俺がいろいろ考えてると、後ろを歩く桃山が呑気に喋り始めた。
「なぁいーくん、来るのめちゃくちゃ早かったな」
「あ?ちょうど近くにいたんだよ。そしたらテメェがあんな事してやがるからよぉ」
「ち、近くにって何してたんだ!?」
ヤバい!やっと落ち着いたのに思い出したかのように伊織が振り向いた。
誤魔化そうと俺から話題を振ってみた。
「買い物♪貴哉と行きたかったんだけど、誘っても行ってくんねーから一人でしてた」
そう言って紙袋を見せて来た。あ、そう言えば服が見たいとか言ってたな。ちょっと機嫌取っとくか。
「そっかー!じゃあ今度一緒に行こうな♪」
「えっ行ってくれんの!?やったー♪」
「行く行く♪伊織が俺の服選んでくれよ」
「任せとけ♪あ、そういや早川とは話したのか?」
「えっ!」
「まだなのか?てかいつ話すんだよ?」
「桐原、実はその事で秋山は悩んでいて俺達に相談していたんだ」
「そーなのか?何に悩んでるんだ?まさか、早川のとこに戻るのか!?」
「違う違う!空からは連絡がねぇんだよ!だから話し合いも出来てねぇの!」
「は?何それ?あいつ何してんだよ」
「知らね。それよりも明日から学校だろ?俺、一人じゃ起きられねぇんだよ。そこでさ、伊織迎えに来てくれね?頼む!俺もう出席日数足りなくて遅刻出来ねぇんだよ」
「そんなの喜んでやるよ♡でも貴哉らしいな。出席日数足りないってそんな話、聞いた事ねぇぞ」
楽しそうに笑う伊織。良かったー!これで遅刻は大丈夫だな!後は空に言うだけだな。
「なぁいーくん、その役割って今まで早川がやってたんだって。明日からはいーくんがやんだろ?多分早川はそれ知らねーから、いーくんから言ってやってくんね?ほら、貴哉は早川に拒否られてっから」
「ああいいよ。電話じゃ喧嘩になりそうだからメッセージ入れとく」
「それは俺がする!伊織は普通に来てくれればいいから」
「だーめ♡俺がしとくから貴哉は気にせずゆっくり寝て待ってな♡」
そう言って機嫌良さそうに俺のオデコにキスをしてくる伊織。二人の前だし、恥ずかしかったけど、伊織が俺の為に朝来てくれる事になったのと、空に言ってくれるってのが嬉しくて、俺は伊織の手をギュッと握った。

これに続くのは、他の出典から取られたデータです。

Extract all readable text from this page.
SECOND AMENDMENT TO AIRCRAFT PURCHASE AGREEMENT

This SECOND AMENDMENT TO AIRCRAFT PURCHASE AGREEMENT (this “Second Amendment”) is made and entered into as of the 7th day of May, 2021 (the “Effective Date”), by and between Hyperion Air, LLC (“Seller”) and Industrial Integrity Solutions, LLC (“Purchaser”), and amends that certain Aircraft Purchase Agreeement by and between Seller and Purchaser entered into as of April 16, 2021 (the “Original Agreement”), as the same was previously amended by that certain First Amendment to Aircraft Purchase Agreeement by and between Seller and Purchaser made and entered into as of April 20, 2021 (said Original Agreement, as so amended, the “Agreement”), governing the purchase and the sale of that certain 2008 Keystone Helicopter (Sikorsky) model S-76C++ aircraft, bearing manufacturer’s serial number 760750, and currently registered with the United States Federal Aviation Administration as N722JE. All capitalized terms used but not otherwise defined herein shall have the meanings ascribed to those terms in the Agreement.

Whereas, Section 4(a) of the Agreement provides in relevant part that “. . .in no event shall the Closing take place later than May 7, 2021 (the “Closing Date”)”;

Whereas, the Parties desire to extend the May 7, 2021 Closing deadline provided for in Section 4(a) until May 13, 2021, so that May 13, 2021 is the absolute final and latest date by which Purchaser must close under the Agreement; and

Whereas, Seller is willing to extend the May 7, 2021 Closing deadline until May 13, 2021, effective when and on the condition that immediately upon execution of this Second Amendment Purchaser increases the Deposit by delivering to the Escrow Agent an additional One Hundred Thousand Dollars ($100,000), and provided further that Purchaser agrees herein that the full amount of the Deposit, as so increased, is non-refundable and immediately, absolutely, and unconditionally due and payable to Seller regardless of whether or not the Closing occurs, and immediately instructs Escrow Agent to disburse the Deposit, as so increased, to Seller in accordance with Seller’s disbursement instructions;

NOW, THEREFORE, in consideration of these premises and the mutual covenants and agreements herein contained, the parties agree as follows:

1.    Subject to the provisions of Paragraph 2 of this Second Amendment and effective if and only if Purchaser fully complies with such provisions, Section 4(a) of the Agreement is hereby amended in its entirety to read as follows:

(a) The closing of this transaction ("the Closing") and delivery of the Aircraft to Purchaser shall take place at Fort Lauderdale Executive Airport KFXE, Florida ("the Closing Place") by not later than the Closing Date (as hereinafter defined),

本当はずっと伊織に会いたかった。だけど、空と話し合えてねぇし、もう中途半端なままはダメだと思ってたから我慢してたんだ。
それなのに、そんな嬉しい事言われたら俺……
「伊織ぃ……好き」
「貴哉……」
「やばぁ!貴哉可愛い過ぎん!?」
「ちょ、黙れ湊!秋山、俺と湊はここで帰るから。桐原、秋山を頼むな」
「おう。また明日な」
「茜!今日はありがとうな!」
茜が気を使ってくれて空気の読めない桃山を引っ張って帰って行った。
残された俺達はどちらともなく笑い出して歩き始めた。
今日伊織に会えて良かった。茜達と話して少しは気が紛れたけど、それでもモヤモヤは少しは残る訳で、でも伊織に会えた事でやっと踏ん切りが付いたよ。
ずっと悩んでいた空の事だけど、多分これでちゃんと話せると思う。
俺と伊織はまだ付き合っていない。ずっとこんな感じの関係が続いてる仲だけど、それもそれで悪くねぇなとか思ってる自分がいて。
だって、空と違ってやきもちの焼き方こえーもん。
伊織とはこの後何もせずに普通に家まで送ってもらった。
そして明日に備えて今日はゲームしねぇで寝ようと思っていたら、家のチャイムが鳴って母ちゃんの俺を呼ぶ声が聞こえて来た。